# What kind of Nail Clippers do you use?



## nicky.in.ny (Nov 15, 2010)

I was wondering if anyone has tried the 'quickfinder' type of clippers and if they work well. My babies hate everything about the grinder. I usually clip their nails when they are in the bath, easier to see through all the fur. Any other tips would be great too. :ThankYou:


----------



## JChess (Sep 15, 2010)

I am not a fan of the guillotine style clippers and they tend to split and crack nails more. I use the ones that look like this Martha Stewart Nail Clippers - Martha Stewart Pets - Dog - PetSmart and they come with a built in guard to try to keep from quicking the dog. I cut nails after the bath so they are soft. Like a cats nails extend out when the pads are pushed on, pushing on the toe pads often draws blood into the quicks and makes them more visible. Hope this helps.


----------



## LJSquishy (Feb 27, 2008)

I also use the scissor-style nail clippers. It would be wonderful if the quickfinder ones worked well but I think there are a lot of negative reviews out there. I would read through all of the reviews you can find about them before deciding. I have never used the guillotine style ones but have heard they pinch the nail causing it to split. I can't say whether they do or not.
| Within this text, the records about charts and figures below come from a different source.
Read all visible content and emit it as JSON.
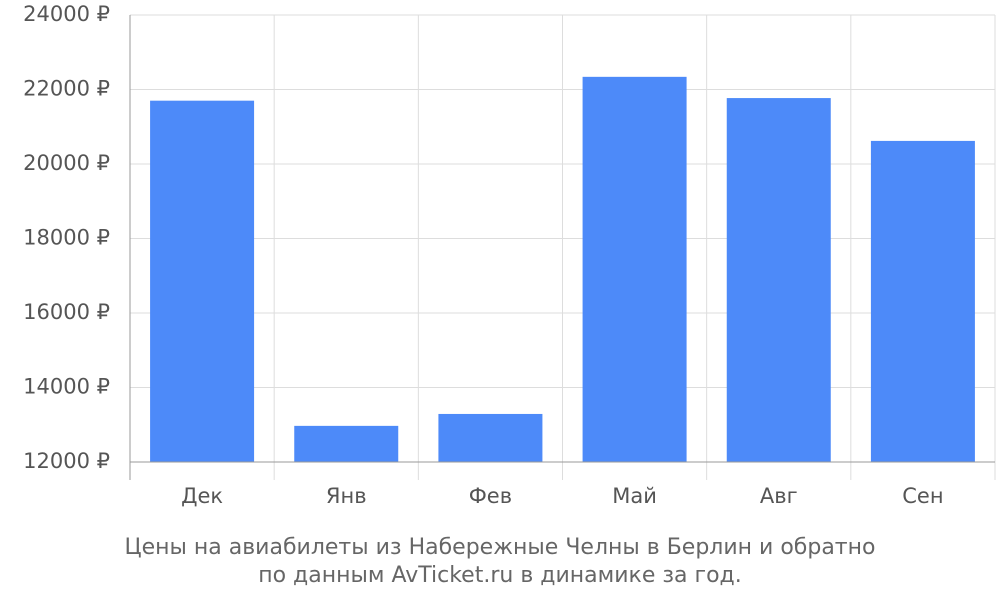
{
  "chart_data": {
    "type": "bar",
    "title": [
      "Цены на авиабилеты из Набережные Челны в Берлин и обратно",
      "по данным AvTicket.ru в динамике за год."
    ],
    "categories": [
      "Дек",
      "Янв",
      "Фев",
      "Май",
      "Авг",
      "Сен"
    ],
    "values": [
      21700,
      12970,
      13290,
      22340,
      21770,
      20620
    ],
    "color": "#4d8af9",
    "ylim": [
      12000,
      24000
    ],
    "yticks": [
      {
        "value": 12000,
        "label": "12000 ₽"
      },
      {
        "value": 14000,
        "label": "14000 ₽"
      },
      {
        "value": 16000,
        "label": "16000 ₽"
      },
      {
        "value": 18000,
        "label": "18000 ₽"
      },
      {
        "value": 20000,
        "label": "20000 ₽"
      },
      {
        "value": 22000,
        "label": "22000 ₽"
      },
      {
        "value": 24000,
        "label": "24000 ₽"
      }
    ],
    "grid": true
  }
}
My nail trimmers are Master Grooming Tools and they work well for Preston's nails, but London's nails are really thick and partially dark so it is difficult to trim hers. The nail clippers aren't very Sharp it doesn't seem like, I would love to find a pair of really sharp ones someday.


----------



## bellaratamaltese (May 24, 2006)

i use the nail scissors too. I have the quick finder ones here but they are still sitting in the package. I don't like the guillotine ones, which is why i haven't gotten them out yet to try them.


----------